Le Professeur Hart Bietez a les yeux froids, clairs, brutaux. Ses dents cassées sont en partie jaunie, sa barbe courte est blanche et des mèches de cheveux lui tombent derrière les oreilles. Sans parler, il dégage un charisme d'extrême gravité prêtant au respect. Il croise le regard du conseiller au costume sombre toujours impeccable, qui comprend immédiatement son rôle.

- Messieurs, dit-il aux professionnels de la détention, nous aurions besoin de savoir comment se sont déroulés les derniers échanges à vos yeux, notamment lorsque les caméras étaient éteintes, ajoute-il en fixant l'agent de la CIA.

Les agents pénitentiaires sont mal à l'aise. Ils tentent de ne pas se regarder, mais la gêne est patente. Ils expriment dans un symphonie mal orchestrée :

- Très bien, très bien...

- Oui très bien, rien de particulier.

- On n'a rien vu de particulier en tout cas.

J. Whedon se tourne vers le lieutenant en particulier :

- Vous non plus, j'imagine, lieutenant ?

- Affirmatif, rien de bien notable, feinte-t-il avec plus de succès que les surveillants.

Ces éléments de langage entrainent un rire mal retenu par l'agent de la CIA.

- Agent Lewis, dicte avec soin le Pr Bietez. Cette situation semble vous amuser. Les entretiens sont-ils différents au moins de ce que vos collègues de la CIA avaient fourni ?
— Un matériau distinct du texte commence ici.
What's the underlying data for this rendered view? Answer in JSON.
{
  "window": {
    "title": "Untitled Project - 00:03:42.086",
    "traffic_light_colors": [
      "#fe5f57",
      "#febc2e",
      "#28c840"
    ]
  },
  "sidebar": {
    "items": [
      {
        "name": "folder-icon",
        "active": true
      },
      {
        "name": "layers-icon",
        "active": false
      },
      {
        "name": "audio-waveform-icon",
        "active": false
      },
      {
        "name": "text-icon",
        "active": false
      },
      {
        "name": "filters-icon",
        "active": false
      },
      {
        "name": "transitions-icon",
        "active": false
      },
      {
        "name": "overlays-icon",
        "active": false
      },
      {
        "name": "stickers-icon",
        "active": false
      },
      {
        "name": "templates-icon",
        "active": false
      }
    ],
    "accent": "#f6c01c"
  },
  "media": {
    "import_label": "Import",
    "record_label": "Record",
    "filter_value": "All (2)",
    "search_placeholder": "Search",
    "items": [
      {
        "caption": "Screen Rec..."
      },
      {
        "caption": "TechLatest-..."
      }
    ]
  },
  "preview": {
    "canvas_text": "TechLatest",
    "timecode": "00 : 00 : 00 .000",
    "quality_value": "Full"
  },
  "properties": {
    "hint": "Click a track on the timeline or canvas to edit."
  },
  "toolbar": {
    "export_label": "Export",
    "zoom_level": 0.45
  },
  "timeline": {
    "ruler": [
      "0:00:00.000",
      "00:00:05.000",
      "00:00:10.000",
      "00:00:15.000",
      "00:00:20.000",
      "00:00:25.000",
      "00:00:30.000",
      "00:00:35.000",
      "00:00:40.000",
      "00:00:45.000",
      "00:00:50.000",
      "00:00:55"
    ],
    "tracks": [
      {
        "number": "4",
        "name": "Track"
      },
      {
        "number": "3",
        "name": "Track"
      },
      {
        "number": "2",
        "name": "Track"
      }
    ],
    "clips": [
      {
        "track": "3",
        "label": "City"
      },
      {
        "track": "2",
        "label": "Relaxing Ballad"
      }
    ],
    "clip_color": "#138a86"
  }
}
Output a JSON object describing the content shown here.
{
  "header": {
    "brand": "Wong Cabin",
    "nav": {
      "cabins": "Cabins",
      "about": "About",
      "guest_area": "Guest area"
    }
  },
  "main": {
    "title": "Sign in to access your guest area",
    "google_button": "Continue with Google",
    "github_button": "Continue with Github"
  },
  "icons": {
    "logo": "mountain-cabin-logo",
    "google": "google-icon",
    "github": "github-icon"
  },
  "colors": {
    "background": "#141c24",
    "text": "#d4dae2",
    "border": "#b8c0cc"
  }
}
- Ça, je vous le confirme, Professeur.

- Sur quel plan, je vous prie ? relance J. Whedon. A ma connaissance, nous n'aviez pas pu suivre le Docteur dans ses entretiens eux-mêmes.

- Tous les plans, affirme l'agent en tentant de masquer certaines de ses réactions trop directes.

- C'est-à-dire ? approfondit le conseiller.

- Rien ne ressemble ici à tout ce que j'ai pu voir auparavant...

- Racontez-nous, je vous sens passionné, explicite le Pr Hart Bietez d'un sourire qui a perdu toute bienveillance il y a plusieurs décennies. J'aime la fougue de la jeunesse.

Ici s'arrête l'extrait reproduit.